Diane Ravitch, Jonathan Kozol, Deborah Meier, Anthony Cody, Mark Naison are but some of the individuals. The Badass Teachers (BATS) and its affiliates, Save Our Schools (SOS) and its affiliates, New York Collective of Radical Educators (NyCORE), United Opt Out, and its affiliates, New York State Allies for Public Education (NYSAPE) and so many other groups have joined together to fight NCLB, RTTT, and their outcomes. One thing they have in common…progressive child and community centered education. Without going out a limb, I would feel safe to say many are Democrats or progressives.

However when I read about the political leaders are in this endeavor I am usually stunned. Rand Paul and Scott Walker have now joined the anti Common Core fight. They now join the likes of conservatives like Lindsay Graham, Charles Grassley, and Mark Rubio. The Republican National Committee, Glen Beck, and even the Heritage Foundation are all in this fight. The states who have dropped or propose dropping out of Common Core and testing like Oklahoma, South and North Carolina, Georgia, and Louisiana are all Republican and mostly conservative.

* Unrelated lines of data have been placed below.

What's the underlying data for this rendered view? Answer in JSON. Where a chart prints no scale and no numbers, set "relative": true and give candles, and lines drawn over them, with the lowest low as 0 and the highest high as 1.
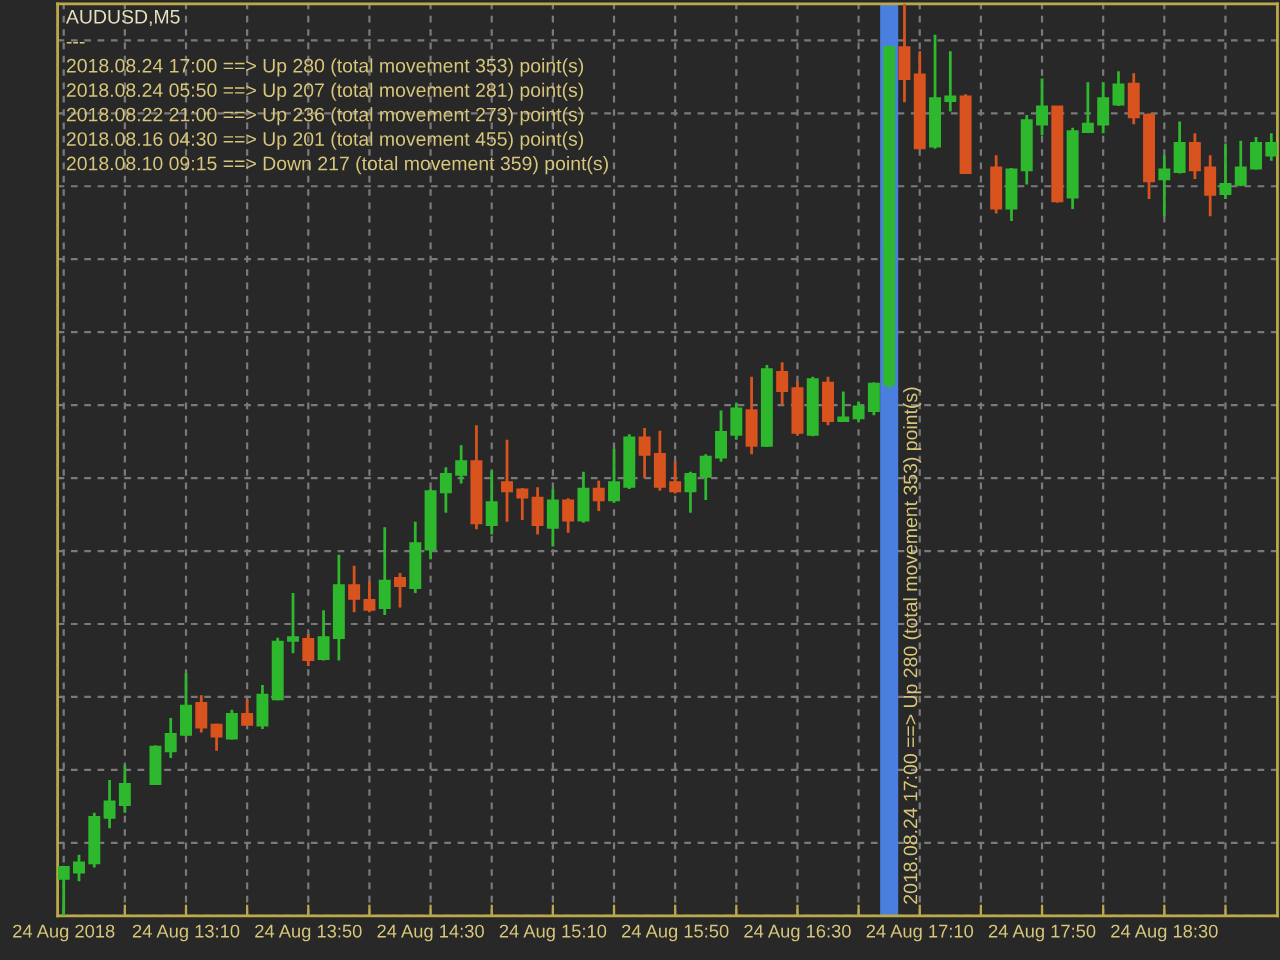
{
  "chart_data": {
    "type": "candlestick",
    "title": "AUDUSD,M5",
    "annotations": [
      "---",
      "2018.08.24 17:00 ==> Up 280 (total movement 353) point(s)",
      "2018.08.24 05:50 ==> Up 207 (total movement 281) point(s)",
      "2018.08.22 21:00 ==> Up 236 (total movement 273) point(s)",
      "2018.08.16 04:30 ==> Up 201 (total movement 455) point(s)",
      "2018.08.10 09:15 ==> Down 217 (total movement 359) point(s)"
    ],
    "x": [
      "2018-08-24T12:30",
      "2018-08-24T12:35",
      "2018-08-24T12:40",
      "2018-08-24T12:45",
      "2018-08-24T12:50",
      "2018-08-24T13:00",
      "2018-08-24T13:05",
      "2018-08-24T13:10",
      "2018-08-24T13:15",
      "2018-08-24T13:20",
      "2018-08-24T13:25",
      "2018-08-24T13:30",
      "2018-08-24T13:35",
      "2018-08-24T13:40",
      "2018-08-24T13:45",
      "2018-08-24T13:50",
      "2018-08-24T13:55",
      "2018-08-24T14:00",
      "2018-08-24T14:05",
      "2018-08-24T14:10",
      "2018-08-24T14:15",
      "2018-08-24T14:20",
      "2018-08-24T14:25",
      "2018-08-24T14:30",
      "2018-08-24T14:35",
      "2018-08-24T14:40",
      "2018-08-24T14:45",
      "2018-08-24T14:50",
      "2018-08-24T14:55",
      "2018-08-24T15:00",
      "2018-08-24T15:05",
      "2018-08-24T15:10",
      "2018-08-24T15:15",
      "2018-08-24T15:20",
      "2018-08-24T15:25",
      "2018-08-24T15:30",
      "2018-08-24T15:35",
      "2018-08-24T15:40",
      "2018-08-24T15:45",
      "2018-08-24T15:50",
      "2018-08-24T15:55",
      "2018-08-24T16:00",
      "2018-08-24T16:05",
      "2018-08-24T16:10",
      "2018-08-24T16:15",
      "2018-08-24T16:20",
      "2018-08-24T16:25",
      "2018-08-24T16:30",
      "2018-08-24T16:35",
      "2018-08-24T16:40",
      "2018-08-24T16:45",
      "2018-08-24T16:50",
      "2018-08-24T16:55",
      "2018-08-24T17:00",
      "2018-08-24T17:05",
      "2018-08-24T17:10",
      "2018-08-24T17:15",
      "2018-08-24T17:20",
      "2018-08-24T17:25",
      "2018-08-24T17:35",
      "2018-08-24T17:40",
      "2018-08-24T17:45",
      "2018-08-24T17:50",
      "2018-08-24T17:55",
      "2018-08-24T18:00",
      "2018-08-24T18:05",
      "2018-08-24T18:10",
      "2018-08-24T18:15",
      "2018-08-24T18:20",
      "2018-08-24T18:25",
      "2018-08-24T18:30",
      "2018-08-24T18:35",
      "2018-08-24T18:40",
      "2018-08-24T18:45",
      "2018-08-24T18:50",
      "2018-08-24T18:55",
      "2018-08-24T19:00",
      "2018-08-24T19:05"
    ],
    "ohlc": [
      [
        0.041,
        0.055,
        0.0,
        0.053
      ],
      [
        0.048,
        0.067,
        0.038,
        0.058
      ],
      [
        0.058,
        0.113,
        0.053,
        0.108
      ],
      [
        0.108,
        0.149,
        0.096,
        0.125
      ],
      [
        0.122,
        0.165,
        0.113,
        0.144
      ],
      [
        0.145,
        0.187,
        0.144,
        0.185
      ],
      [
        0.181,
        0.217,
        0.173,
        0.199
      ],
      [
        0.199,
        0.266,
        0.197,
        0.23
      ],
      [
        0.233,
        0.242,
        0.201,
        0.207
      ],
      [
        0.209,
        0.211,
        0.181,
        0.197
      ],
      [
        0.195,
        0.226,
        0.193,
        0.221
      ],
      [
        0.221,
        0.237,
        0.209,
        0.21
      ],
      [
        0.209,
        0.253,
        0.205,
        0.242
      ],
      [
        0.238,
        0.305,
        0.236,
        0.3
      ],
      [
        0.302,
        0.354,
        0.288,
        0.305
      ],
      [
        0.303,
        0.309,
        0.274,
        0.281
      ],
      [
        0.282,
        0.335,
        0.28,
        0.305
      ],
      [
        0.305,
        0.396,
        0.28,
        0.362
      ],
      [
        0.362,
        0.384,
        0.333,
        0.348
      ],
      [
        0.346,
        0.367,
        0.333,
        0.336
      ],
      [
        0.338,
        0.426,
        0.33,
        0.367
      ],
      [
        0.37,
        0.376,
        0.338,
        0.362
      ],
      [
        0.36,
        0.432,
        0.354,
        0.408
      ],
      [
        0.402,
        0.468,
        0.391,
        0.465
      ],
      [
        0.465,
        0.492,
        0.442,
        0.484
      ],
      [
        0.484,
        0.516,
        0.474,
        0.498
      ],
      [
        0.498,
        0.538,
        0.424,
        0.431
      ],
      [
        0.429,
        0.488,
        0.418,
        0.453
      ],
      [
        0.475,
        0.522,
        0.432,
        0.466
      ],
      [
        0.467,
        0.469,
        0.434,
        0.459
      ],
      [
        0.458,
        0.47,
        0.418,
        0.429
      ],
      [
        0.426,
        0.468,
        0.405,
        0.455
      ],
      [
        0.455,
        0.458,
        0.42,
        0.434
      ],
      [
        0.434,
        0.487,
        0.431,
        0.468
      ],
      [
        0.468,
        0.477,
        0.444,
        0.456
      ],
      [
        0.456,
        0.512,
        0.453,
        0.475
      ],
      [
        0.471,
        0.528,
        0.468,
        0.524
      ],
      [
        0.524,
        0.535,
        0.48,
        0.506
      ],
      [
        0.506,
        0.532,
        0.466,
        0.471
      ],
      [
        0.475,
        0.498,
        0.463,
        0.466
      ],
      [
        0.466,
        0.487,
        0.442,
        0.484
      ],
      [
        0.482,
        0.506,
        0.456,
        0.503
      ],
      [
        0.503,
        0.554,
        0.498,
        0.53
      ],
      [
        0.528,
        0.562,
        0.522,
        0.556
      ],
      [
        0.554,
        0.591,
        0.506,
        0.516
      ],
      [
        0.516,
        0.604,
        0.514,
        0.599
      ],
      [
        0.596,
        0.607,
        0.56,
        0.576
      ],
      [
        0.578,
        0.586,
        0.527,
        0.53
      ],
      [
        0.528,
        0.591,
        0.526,
        0.588
      ],
      [
        0.584,
        0.591,
        0.538,
        0.543
      ],
      [
        0.543,
        0.575,
        0.542,
        0.546
      ],
      [
        0.546,
        0.564,
        0.542,
        0.558
      ],
      [
        0.554,
        0.585,
        0.549,
        0.583
      ],
      [
        0.583,
        0.954,
        0.578,
        0.952
      ],
      [
        0.952,
        1.0,
        0.892,
        0.918
      ],
      [
        0.922,
        0.948,
        0.84,
        0.842
      ],
      [
        0.844,
        0.966,
        0.841,
        0.896
      ],
      [
        0.894,
        0.948,
        0.882,
        0.898
      ],
      [
        0.898,
        0.901,
        0.814,
        0.815
      ],
      [
        0.82,
        0.834,
        0.77,
        0.776
      ],
      [
        0.776,
        0.82,
        0.762,
        0.818
      ],
      [
        0.818,
        0.878,
        0.802,
        0.872
      ],
      [
        0.868,
        0.918,
        0.856,
        0.887
      ],
      [
        0.887,
        0.888,
        0.782,
        0.784
      ],
      [
        0.788,
        0.864,
        0.775,
        0.86
      ],
      [
        0.86,
        0.914,
        0.859,
        0.868
      ],
      [
        0.868,
        0.914,
        0.858,
        0.896
      ],
      [
        0.89,
        0.926,
        0.888,
        0.911
      ],
      [
        0.912,
        0.924,
        0.868,
        0.876
      ],
      [
        0.878,
        0.88,
        0.786,
        0.806
      ],
      [
        0.808,
        0.834,
        0.767,
        0.818
      ],
      [
        0.816,
        0.871,
        0.814,
        0.847
      ],
      [
        0.847,
        0.858,
        0.808,
        0.818
      ],
      [
        0.82,
        0.834,
        0.767,
        0.791
      ],
      [
        0.792,
        0.847,
        0.786,
        0.802
      ],
      [
        0.802,
        0.85,
        0.8,
        0.82
      ],
      [
        0.82,
        0.854,
        0.818,
        0.847
      ],
      [
        0.834,
        0.858,
        0.828,
        0.847
      ]
    ],
    "colors": [
      "#2db82d",
      "#2db82d",
      "#2db82d",
      "#2db82d",
      "#2db82d",
      "#2db82d",
      "#2db82d",
      "#2db82d",
      "#d9531e",
      "#d9531e",
      "#2db82d",
      "#d9531e",
      "#2db82d",
      "#2db82d",
      "#2db82d",
      "#d9531e",
      "#2db82d",
      "#2db82d",
      "#d9531e",
      "#d9531e",
      "#2db82d",
      "#d9531e",
      "#2db82d",
      "#2db82d",
      "#2db82d",
      "#2db82d",
      "#d9531e",
      "#2db82d",
      "#d9531e",
      "#d9531e",
      "#d9531e",
      "#2db82d",
      "#d9531e",
      "#2db82d",
      "#d9531e",
      "#2db82d",
      "#2db82d",
      "#d9531e",
      "#d9531e",
      "#d9531e",
      "#2db82d",
      "#2db82d",
      "#2db82d",
      "#2db82d",
      "#d9531e",
      "#2db82d",
      "#d9531e",
      "#d9531e",
      "#2db82d",
      "#d9531e",
      "#2db82d",
      "#2db82d",
      "#2db82d",
      "#2db82d",
      "#d9531e",
      "#d9531e",
      "#2db82d",
      "#2db82d",
      "#d9531e",
      "#d9531e",
      "#2db82d",
      "#2db82d",
      "#2db82d",
      "#d9531e",
      "#2db82d",
      "#2db82d",
      "#2db82d",
      "#2db82d",
      "#d9531e",
      "#d9531e",
      "#2db82d",
      "#2db82d",
      "#d9531e",
      "#d9531e",
      "#2db82d",
      "#2db82d",
      "#2db82d",
      "#2db82d"
    ],
    "relative": true,
    "xlim": [
      "2018-08-24T12:28",
      "2018-08-24T19:07"
    ],
    "xticks": [
      {
        "value": "2018-08-24T12:30",
        "label": "24 Aug 2018"
      },
      {
        "value": "2018-08-24T12:50",
        "label": null
      },
      {
        "value": "2018-08-24T13:10",
        "label": "24 Aug 13:10"
      },
      {
        "value": "2018-08-24T13:30",
        "label": null
      },
      {
        "value": "2018-08-24T13:50",
        "label": "24 Aug 13:50"
      },
      {
        "value": "2018-08-24T14:10",
        "label": null
      },
      {
        "value": "2018-08-24T14:30",
        "label": "24 Aug 14:30"
      },
      {
        "value": "2018-08-24T14:50",
        "label": null
      },
      {
        "value": "2018-08-24T15:10",
        "label": "24 Aug 15:10"
      },
      {
        "value": "2018-08-24T15:30",
        "label": null
      },
      {
        "value": "2018-08-24T15:50",
        "label": "24 Aug 15:50"
      },
      {
        "value": "2018-08-24T16:10",
        "label": null
      },
      {
        "value": "2018-08-24T16:30",
        "label": "24 Aug 16:30"
      },
      {
        "value": "2018-08-24T16:50",
        "label": null
      },
      {
        "value": "2018-08-24T17:10",
        "label": "24 Aug 17:10"
      },
      {
        "value": "2018-08-24T17:30",
        "label": null
      },
      {
        "value": "2018-08-24T17:50",
        "label": "24 Aug 17:50"
      },
      {
        "value": "2018-08-24T18:10",
        "label": null
      },
      {
        "value": "2018-08-24T18:30",
        "label": "24 Aug 18:30"
      },
      {
        "value": "2018-08-24T18:50",
        "label": null
      }
    ],
    "grid": true,
    "ref_lines": [
      {
        "axis": "x",
        "value": "2018-08-24T17:00",
        "label": "2018.08.24 17:00 ==> Up 280 (total movement 353) point(s)",
        "color": "#4a7fe0"
      }
    ]
  }
}
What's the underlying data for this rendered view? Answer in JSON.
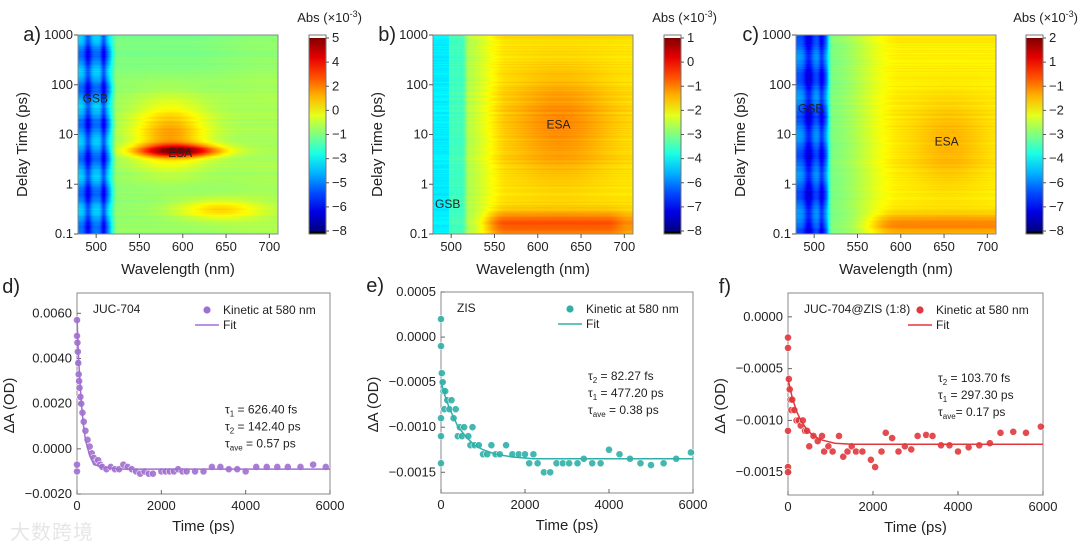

The state leading the Common Core APPR charge is New York; with its high profile Democratic Governor, Andrew Cuomo. The biggest “pusher” of the Common Core et al drugs is our federal Democratic DOE under the control of a “liberal” Democratic president.

When did this happen? When did progressive education become a reason to vote for a conservative Republican? What do progressive educators do when it is time to vote?

If they are one-issue voters do they vote for a Walker or Paul, or in NYS did they vote for conservative republican Astorino? Maybe they get lucky and have alternative candidates like Zephyr Teachout or Howie Hawkins and lose? If they have concerns about other progressive ideals like gun control and women’s rights do they turn their backs on education?

Obviously this is a very complex issue. I was determined to keep this comment short.

Free speech has become a corporate battle cry. States Rights now include education as well as anti voting rights procedures.

Red is Blue. Blue is Red. Have I gone down Wonderland’s Rabbit Hole? What a conundrum!

Vanessa Vaile said...

Right about the same time I that I read this, I also listened to a long public radio piece about MLK's last year. I was struck by how much the public disapproval he experienced parallels the Booker T Washington / W.E.B. DuBois divide.